Previously, H5N1 was a pathogen that mainly affected poultry, but something changed in 2020 when a variant of the virus emerged that is exceptionally contagious and jumps easily from birds of all species to different mammals, spreading death across large parts of the world.
Millions dead
The number of victims is enormous at this point. From Asia and Europe, the virus spread via migratory birds to the Western Hemisphere, where waterfowl and birds of prey began dying in large numbers at the end of 2021. Then, South America was invaded with catastrophic results. Around 30,000 sea lions and 17,000 sea elephants died along the coasts in 2023. This year, the area around Antarctica has been affected – on the Falkland Islands, 10,000 black-browed albatrosses have died, and the colonies of rockhopper penguins have been severely ravaged.

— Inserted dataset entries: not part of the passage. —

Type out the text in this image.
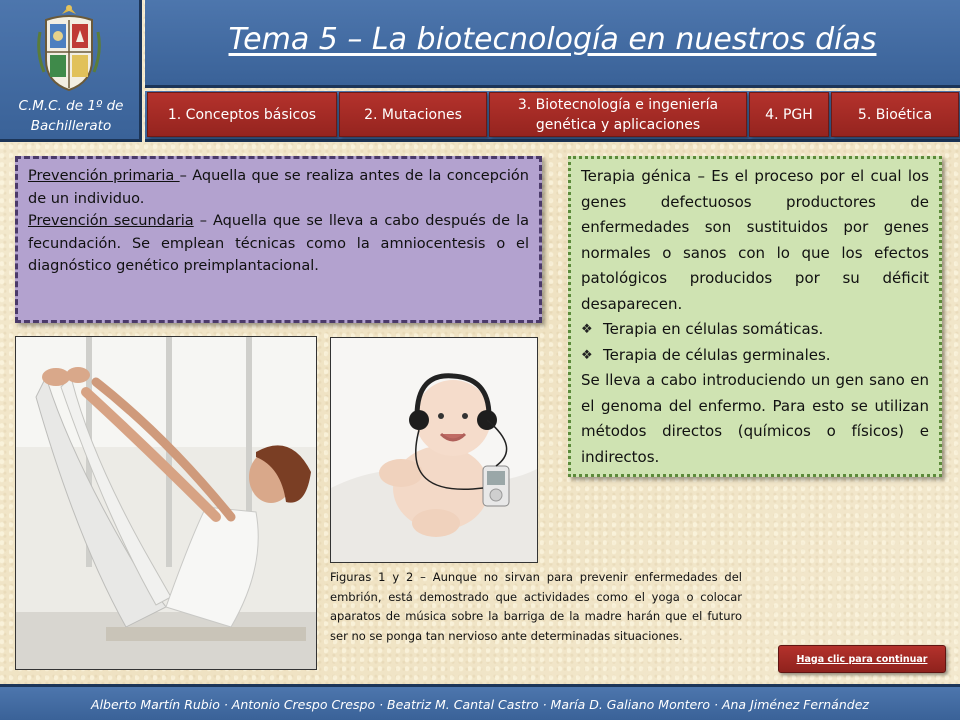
C.M.C. de 1º de Bachillerato
Tema 5 – La biotecnología en nuestros días
1. Conceptos básicos	2. Mutaciones
3. Biotecnología e ingeniería genética y aplicaciones
4. PGH	5. Bioética
Prevención primaria – Aquella que se realiza antes de la concepción de un individuo.
Prevención secundaria – Aquella que se lleva a cabo después de la fecundación. Se emplean técnicas como la amniocentesis o el diagnóstico genético preimplantacional.
Terapia génica – Es el proceso por el cual los genes defectuosos productores de enfermedades son sustituidos por genes normales o sanos con lo que los efectos patológicos producidos por su déficit desaparecen.
❖ Terapia en células somáticas.
❖ Terapia de células germinales.
Se lleva a cabo introduciendo un gen sano en el genoma del enfermo. Para esto se utilizan métodos directos (químicos o físicos) e indirectos.
Figuras 1 y 2 – Aunque no sirvan para prevenir enfermedades del embrión, está demostrado que actividades como el yoga o colocar aparatos de música sobre la barriga de la madre harán que el futuro ser no se ponga tan nervioso ante determinadas situaciones.
Haga clic para continuar
Alberto Martín Rubio · Antonio Crespo Crespo · Beatriz M. Cantal Castro · María D. Galiano Montero · Ana Jiménez Fernández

How many wild birds and mammals have died so far is unknown, but experts believe it is in the tens of millions. Only Australia has managed to avoid the infection so far. For many species, the danger is palpable – it will take many years for them to recover.
Spreads from domestic birds
The most tragic thing is that it is we humans who have caused the catastrophe. It is clear that the new dangerous variant of H5N1 emerged in one of our poultry farms, and then jumped to wild birds when they came into contact with domestic birds.
The emergence of the highly pathogenic influenza is a direct result of commercial, large-scale poultry farming, says Vincent Munster at the National Institute of Allergy and Infectious Diseases in the USA.
Since 2021, over 200 million domestic birds have had to be put down worldwide. And in the background, there is the fear that the virus will start spreading among humans on a large scale. Only a few cases have been confirmed so far, and there is no evidence yet that it can jump from human to human, but the fear is there because H5N1 is an extremely dangerous virus with a mortality rate of around 50 percent.
Avian influenza, H5N1, is believed to have originated around 1996, among domestic geese and ducks in the province of Guangdong in southern China. It spread to wild waterfowl and a few other bird species, but the mortality rate among birds was not particularly high. The current crisis began in 2020 when a mutated, highly pathogenic form of the virus emerged in Eurasia and has since spread to all continents except Australia. The new form seems to have just as easy a time infecting mammals as birds.
Since 2003, 948 cases of H5N1 have been confirmed among humans, of which 464 (48.9 percent) led to death. The majority of cases have been in China and Southeast Asia.